Computational Homogenization of Yarn-Level Cloth

We report on the state of the art in efficient simulation of yarn-level frabric from the computer graphics (SIGGRAPH) community. We first present our method for reproducing the qualitative effects of knitted and woven fabrics effects using a thin-shell continuum mechanics simulation. We accomplish this through numerical homogenization: we first use a large number of simulations of individual knotted and colliding yarns to build a model of the potential energy density of the cloth, and then use this energy density function to compute stresses in a continuum mechanics simulator. We model several yarn-based materials, including both woven and knitted fabrics. Our model faithfully reproduces expected effects like the relative stiffness of woven fabrics, the high compliance and anisotropy of knitted fabrics, and the coupling of stretching and curling behaviors in stockinette knit patterns. This method also has computationally convenient side effects, like the ability to re-use pre-computed yarn geometry to efficiently display millions of deforming threads for real-time animations.
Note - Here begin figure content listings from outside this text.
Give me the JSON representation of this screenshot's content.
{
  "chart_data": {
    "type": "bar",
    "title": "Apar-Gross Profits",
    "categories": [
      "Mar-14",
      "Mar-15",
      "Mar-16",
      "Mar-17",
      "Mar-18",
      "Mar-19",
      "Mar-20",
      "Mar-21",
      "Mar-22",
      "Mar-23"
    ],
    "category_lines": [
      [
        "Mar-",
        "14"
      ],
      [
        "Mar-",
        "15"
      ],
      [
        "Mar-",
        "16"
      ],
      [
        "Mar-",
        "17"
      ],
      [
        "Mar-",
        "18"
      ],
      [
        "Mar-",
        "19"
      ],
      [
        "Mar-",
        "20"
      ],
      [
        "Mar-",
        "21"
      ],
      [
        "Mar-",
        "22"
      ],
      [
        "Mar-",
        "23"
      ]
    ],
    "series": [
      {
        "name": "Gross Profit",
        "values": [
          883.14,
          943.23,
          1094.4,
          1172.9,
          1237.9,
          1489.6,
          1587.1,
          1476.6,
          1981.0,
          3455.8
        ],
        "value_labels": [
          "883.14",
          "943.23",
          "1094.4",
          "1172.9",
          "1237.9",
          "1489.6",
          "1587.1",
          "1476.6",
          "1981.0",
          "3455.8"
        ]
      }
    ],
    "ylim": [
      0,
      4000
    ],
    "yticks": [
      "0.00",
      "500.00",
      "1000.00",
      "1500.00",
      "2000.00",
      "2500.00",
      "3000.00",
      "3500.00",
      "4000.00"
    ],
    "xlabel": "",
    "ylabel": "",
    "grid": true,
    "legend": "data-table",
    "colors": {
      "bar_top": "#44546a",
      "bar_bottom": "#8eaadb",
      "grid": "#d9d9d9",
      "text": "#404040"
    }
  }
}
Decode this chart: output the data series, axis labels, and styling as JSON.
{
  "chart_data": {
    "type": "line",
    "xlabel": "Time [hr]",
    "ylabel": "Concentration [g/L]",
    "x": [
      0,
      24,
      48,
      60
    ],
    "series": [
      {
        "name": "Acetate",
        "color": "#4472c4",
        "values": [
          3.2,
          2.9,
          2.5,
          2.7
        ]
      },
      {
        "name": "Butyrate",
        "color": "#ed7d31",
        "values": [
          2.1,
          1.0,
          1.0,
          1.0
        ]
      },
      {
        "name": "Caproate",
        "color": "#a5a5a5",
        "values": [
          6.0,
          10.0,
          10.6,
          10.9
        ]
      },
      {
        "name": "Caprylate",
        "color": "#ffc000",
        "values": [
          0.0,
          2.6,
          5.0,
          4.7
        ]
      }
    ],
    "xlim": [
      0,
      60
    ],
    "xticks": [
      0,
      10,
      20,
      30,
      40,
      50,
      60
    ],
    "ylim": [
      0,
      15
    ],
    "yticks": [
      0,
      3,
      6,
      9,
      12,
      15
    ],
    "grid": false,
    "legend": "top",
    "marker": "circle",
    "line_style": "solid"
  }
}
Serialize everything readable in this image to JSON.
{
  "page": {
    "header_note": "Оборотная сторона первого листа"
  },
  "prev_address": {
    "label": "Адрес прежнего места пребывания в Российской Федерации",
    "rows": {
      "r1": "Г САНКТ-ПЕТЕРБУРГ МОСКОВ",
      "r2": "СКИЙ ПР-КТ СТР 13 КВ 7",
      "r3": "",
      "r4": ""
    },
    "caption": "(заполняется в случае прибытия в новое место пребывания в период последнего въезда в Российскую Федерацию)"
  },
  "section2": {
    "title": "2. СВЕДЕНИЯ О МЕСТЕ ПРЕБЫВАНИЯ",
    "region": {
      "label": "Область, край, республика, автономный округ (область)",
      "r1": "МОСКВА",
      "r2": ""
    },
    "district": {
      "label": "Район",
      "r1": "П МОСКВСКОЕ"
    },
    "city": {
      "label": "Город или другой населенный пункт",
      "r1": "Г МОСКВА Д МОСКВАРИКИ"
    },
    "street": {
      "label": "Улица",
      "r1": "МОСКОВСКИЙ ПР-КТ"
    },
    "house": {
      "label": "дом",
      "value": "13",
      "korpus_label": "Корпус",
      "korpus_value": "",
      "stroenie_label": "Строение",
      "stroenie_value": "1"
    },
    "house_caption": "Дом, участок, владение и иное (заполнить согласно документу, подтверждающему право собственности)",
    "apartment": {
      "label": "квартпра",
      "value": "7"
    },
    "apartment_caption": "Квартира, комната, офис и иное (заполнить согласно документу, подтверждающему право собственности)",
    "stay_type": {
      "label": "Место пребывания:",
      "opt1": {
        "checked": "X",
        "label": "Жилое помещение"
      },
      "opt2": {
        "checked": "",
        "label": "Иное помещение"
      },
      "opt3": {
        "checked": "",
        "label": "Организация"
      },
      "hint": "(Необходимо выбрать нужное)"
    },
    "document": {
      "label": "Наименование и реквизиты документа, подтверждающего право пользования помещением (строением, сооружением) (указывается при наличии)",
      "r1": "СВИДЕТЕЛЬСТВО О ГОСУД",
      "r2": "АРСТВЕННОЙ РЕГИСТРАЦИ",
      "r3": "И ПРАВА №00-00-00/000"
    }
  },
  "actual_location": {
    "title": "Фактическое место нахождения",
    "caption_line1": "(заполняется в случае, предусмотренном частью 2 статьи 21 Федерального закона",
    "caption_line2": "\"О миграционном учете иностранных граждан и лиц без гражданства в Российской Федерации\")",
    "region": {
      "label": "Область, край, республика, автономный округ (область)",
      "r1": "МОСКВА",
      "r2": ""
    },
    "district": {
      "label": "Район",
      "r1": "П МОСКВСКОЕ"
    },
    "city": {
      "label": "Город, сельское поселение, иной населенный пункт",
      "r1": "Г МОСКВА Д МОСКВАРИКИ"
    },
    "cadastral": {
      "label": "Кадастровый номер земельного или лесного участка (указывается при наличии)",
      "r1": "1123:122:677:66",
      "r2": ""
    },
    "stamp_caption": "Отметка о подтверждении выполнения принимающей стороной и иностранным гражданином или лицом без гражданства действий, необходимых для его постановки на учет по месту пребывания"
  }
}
We then applied this methodology to the inverse-modeling of yarn-level mechanics of cloth, based on the mechanical response of fabrics in the real world. We first compiled a database from physical tests of several different knitted fabrics used in the textile industry. These data span different types of complex knit patterns, yarn compositions, and fabric finishes, and the results demonstrate diverse physical properties like stiffness, nonlinearity, and anisotropy. We then developed a system for approximating these mechanical responses with yarn-level cloth simulation.

This talk summarizes three years of publications in the computer graphics and simulation community.